Comment: Indeed. The government seem intent on extending the lockdown indefinitely.

'I'd like you to sit back and watch it all play out but we're running out of time.

'Stand up for your freedoms. 30th January. Get up and open your businesses, go out and support those businesses.


Ms Quinn has previously shared videos of herself telling officials that she did not 'consent' to being fined and cited 'common law'.

She had posted a sign on the salon door which cited Magna Carta in defence of her decision to keep trading.

But legal experts have debunked the defence as 'pure nonsense' and 'pseudo-legal rubbish'.

A Kirklees Council spokesperson said: 'With the time given to pay the fines now passed, we have started a prosecution process and are putting our case together.

'The process can take some time and could lead to a trial. Punishment could be an unlimited fine, decided by the court.

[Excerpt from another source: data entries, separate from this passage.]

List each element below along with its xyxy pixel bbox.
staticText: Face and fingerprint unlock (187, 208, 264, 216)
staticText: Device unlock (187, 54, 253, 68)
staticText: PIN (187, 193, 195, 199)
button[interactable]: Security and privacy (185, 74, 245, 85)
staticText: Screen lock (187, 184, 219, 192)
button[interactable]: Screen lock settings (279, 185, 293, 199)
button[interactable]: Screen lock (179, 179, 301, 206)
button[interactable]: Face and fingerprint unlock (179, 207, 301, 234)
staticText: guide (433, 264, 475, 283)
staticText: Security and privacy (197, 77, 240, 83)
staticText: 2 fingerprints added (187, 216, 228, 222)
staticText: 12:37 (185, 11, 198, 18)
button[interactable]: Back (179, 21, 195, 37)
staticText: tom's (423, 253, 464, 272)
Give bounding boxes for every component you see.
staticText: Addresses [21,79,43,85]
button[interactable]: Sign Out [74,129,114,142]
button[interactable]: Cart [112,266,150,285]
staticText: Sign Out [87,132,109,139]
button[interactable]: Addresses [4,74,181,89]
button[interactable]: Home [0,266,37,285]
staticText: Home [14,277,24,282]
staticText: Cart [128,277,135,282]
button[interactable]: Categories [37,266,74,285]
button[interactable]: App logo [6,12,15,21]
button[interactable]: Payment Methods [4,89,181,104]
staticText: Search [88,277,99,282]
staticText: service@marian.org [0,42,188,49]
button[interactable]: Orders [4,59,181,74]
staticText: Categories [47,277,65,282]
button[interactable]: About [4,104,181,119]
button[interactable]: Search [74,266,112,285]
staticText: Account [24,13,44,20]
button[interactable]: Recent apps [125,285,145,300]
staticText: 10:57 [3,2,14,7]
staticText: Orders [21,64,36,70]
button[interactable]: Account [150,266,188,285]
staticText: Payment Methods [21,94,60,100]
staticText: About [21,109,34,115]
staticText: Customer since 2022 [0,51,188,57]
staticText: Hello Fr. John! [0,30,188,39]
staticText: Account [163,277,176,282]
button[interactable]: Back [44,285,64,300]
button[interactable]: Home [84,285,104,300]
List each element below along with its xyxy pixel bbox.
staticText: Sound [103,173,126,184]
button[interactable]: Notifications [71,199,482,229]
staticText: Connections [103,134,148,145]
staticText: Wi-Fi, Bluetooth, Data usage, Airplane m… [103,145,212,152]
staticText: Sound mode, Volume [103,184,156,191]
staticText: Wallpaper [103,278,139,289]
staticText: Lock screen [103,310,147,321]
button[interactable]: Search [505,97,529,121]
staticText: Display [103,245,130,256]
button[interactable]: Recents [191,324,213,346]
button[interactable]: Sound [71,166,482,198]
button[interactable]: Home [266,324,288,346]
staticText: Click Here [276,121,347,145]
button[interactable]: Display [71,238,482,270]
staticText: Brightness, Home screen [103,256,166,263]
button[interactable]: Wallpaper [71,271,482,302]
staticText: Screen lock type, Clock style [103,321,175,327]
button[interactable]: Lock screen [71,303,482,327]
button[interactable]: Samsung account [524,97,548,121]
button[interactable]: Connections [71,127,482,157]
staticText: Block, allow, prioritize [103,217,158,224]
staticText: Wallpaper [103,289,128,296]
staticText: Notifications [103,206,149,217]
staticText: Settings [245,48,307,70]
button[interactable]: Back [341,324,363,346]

'In the meantime, if further breaches occur, the same appropriate action will follow as would be the case for any business.'
What is the Magna Carta and why are businesses wrong to quote 'clause 61'?

The Magna Carta is a royal charter agreed to by King John of England in 1215 amid a row with rebellious barons.

It promised the protection of church rights, protection for the barons from illegal imprisonment, access to swift justice, and limitations on payments to the Crown.

But it did not last, leading to the First Barons' War.

The Magna Carta is a royal charter agreed to by King John of England in 1215 amid a row with rebellious barons

It was reissued several times in the following years, until in 1297, it was made part of England's statue law.

But as Parliament's power grew, it lost much of its significance. Now, only four of its clauses still remain in use.

Ahead of the new lockdown, some businesses have put signs outside their business sighting clause 61 and saying: 'Any attempt to enforce unlawful acts, statutes or legislative laws on myself will be taken as an act of high treason, for which, you will stand trial before a jury of the people and which still carries the gallows.'

However the clause is not one of those still in use.

One legal expert, Rupert Beloff, tweeted that while clause 61 appeared in the 1215 version, it was removed by the time it was reissued in 1216 and did not exist by the time the Magna Carta was made statute in 1297.